At our institution, the SRS treatment plans are calculated with 6MV–FFF (Flattening-Filter-Free) beams. The plans are composed of four VMAT arcs, with one full arc and three half arcs with couch-kicks. The script has been written and used to calculate the coordinates of the center of each T-NTG relative to the beam isocenter. In creating the QA verification plans, we maintained the beam parameters including the gantry, collimator, and couch rotations from the original patient treatment plans. While in the initial PSQA plan, the beam isocenter is located at the user origin, in our approach we redefined the beam isocenter for each so that the T-NTG in such a way that it is positioned at the center of the QA device. In other words, the center of the QA device is spatially moved to the center of each T-NTG for PSQA. The QA plans were created for each T-NTG. Each plan was exported in a dicom format for PSQA. During PSQA, CBCT (Cone-Beam Computed Tomography) images were acquired for the QA device alignment. Note that there is a possibility of collision for anteriorly or laterally located T-NTG relative to the user origin. For our QA device, we identified the maximum shift distances below which there is no collision, and we kept the shift distances below that when relocating the T-NTG. We used full-arc head CBCT with high-resolution, with which the alignment accuracy is <= 0.5 mm. When each plan is imported into the QA device software, we defined a dicom user origin for each target plan so that the intended T-NTG is centered on the QA device.
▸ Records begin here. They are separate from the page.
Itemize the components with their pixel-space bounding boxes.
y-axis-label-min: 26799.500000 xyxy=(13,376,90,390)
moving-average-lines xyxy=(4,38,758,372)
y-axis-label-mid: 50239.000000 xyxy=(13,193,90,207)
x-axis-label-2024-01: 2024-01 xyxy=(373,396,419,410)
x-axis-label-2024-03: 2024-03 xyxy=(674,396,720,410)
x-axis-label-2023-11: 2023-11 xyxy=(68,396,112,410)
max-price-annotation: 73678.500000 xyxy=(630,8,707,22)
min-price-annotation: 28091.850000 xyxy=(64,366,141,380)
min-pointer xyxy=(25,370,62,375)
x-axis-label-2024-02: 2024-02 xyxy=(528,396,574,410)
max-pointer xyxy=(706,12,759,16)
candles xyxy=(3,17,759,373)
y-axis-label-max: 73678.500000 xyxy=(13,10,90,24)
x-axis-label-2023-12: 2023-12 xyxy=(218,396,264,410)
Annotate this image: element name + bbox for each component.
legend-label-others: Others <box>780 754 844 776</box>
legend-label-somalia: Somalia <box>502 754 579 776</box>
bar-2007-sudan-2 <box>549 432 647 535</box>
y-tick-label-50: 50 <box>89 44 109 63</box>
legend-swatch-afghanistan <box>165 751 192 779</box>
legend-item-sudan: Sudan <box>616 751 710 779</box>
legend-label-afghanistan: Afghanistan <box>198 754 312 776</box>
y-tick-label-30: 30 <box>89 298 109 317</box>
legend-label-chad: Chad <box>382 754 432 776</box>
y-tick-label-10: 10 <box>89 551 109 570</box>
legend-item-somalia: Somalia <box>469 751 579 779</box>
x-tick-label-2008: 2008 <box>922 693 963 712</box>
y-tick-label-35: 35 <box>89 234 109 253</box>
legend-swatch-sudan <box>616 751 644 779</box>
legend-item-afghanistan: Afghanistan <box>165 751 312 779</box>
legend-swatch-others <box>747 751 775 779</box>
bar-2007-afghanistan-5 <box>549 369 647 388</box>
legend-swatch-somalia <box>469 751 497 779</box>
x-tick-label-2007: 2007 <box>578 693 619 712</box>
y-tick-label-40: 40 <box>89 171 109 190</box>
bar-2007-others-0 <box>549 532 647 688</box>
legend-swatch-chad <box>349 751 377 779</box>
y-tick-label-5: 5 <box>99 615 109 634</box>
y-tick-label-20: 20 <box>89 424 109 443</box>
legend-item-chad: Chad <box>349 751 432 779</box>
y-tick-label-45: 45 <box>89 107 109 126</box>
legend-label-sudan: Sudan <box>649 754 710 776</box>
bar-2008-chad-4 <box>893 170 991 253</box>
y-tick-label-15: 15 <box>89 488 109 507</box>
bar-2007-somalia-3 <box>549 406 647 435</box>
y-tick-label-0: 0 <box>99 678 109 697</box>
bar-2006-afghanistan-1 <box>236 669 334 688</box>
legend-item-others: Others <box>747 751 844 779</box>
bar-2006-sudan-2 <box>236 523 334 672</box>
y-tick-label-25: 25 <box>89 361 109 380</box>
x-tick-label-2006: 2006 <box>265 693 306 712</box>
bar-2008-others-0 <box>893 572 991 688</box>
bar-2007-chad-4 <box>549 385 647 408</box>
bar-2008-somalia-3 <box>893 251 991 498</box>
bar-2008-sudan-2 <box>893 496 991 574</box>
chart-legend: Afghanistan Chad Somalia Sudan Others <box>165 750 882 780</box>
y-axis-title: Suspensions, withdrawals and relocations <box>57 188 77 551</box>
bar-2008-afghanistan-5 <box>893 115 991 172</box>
Once each QA plan is measured, we performed gamma index analysis (GIA) using the criteria DTA (Distance-To-Agreement) of 1.0-1.5mm and absolute dose PDD (Percent Dose Difference) of 2.0%, and Threshold of 10%. We first started the GIA with 1.0mm / 2.0%, and if the passing rate (PR) is <= 95.0%, repeated the GIA with 1.5mm / 2.0% considering the user setup error of up to 0.5mm for QA device alignment with CBCT. We have performed a paired t-test for PR values of randomly selected 25 patients treated in 2021-2023, who had 2 – 6 targets which resulted in 75 QA verification plans among which 18 plans were with two-target NTGs.

Results:

Performing gamma index analysis for each QA plan with those criteria, the passing rate (PR), that is defined as percentage of measured points that satisfy Gamma Index < 1, is > 95.5% with the average 98.9%. PR > 99.0% was 45 plans and > 97.0% was 63 plans, which are 60% and 84% of studied plans, respectively.
We also performed a single-tail paired t-test with ideal PR value of 100%, which resulted in statistical significance, while that performed with the PR value of 99% resulted in statistical insignificance, which indicates that performing PSQA for individual target may not meet 100% PR in general but do 99% most cases.

Conclusion(s):

In MTSI cases that use 6MV-FFF beams, some targets are located on lateral dose-fall off region due to the nature of FFF beams, and so the coverage of each target must be verified for the acceptability. Our clinical study on the relocation of individual T-NTG shows that the presented methods can be generally acceptable as the PR is statistically insignificant against PR value of 99%, which indicates that the presented PSQA method can serve as a reliable QA tool in clinic.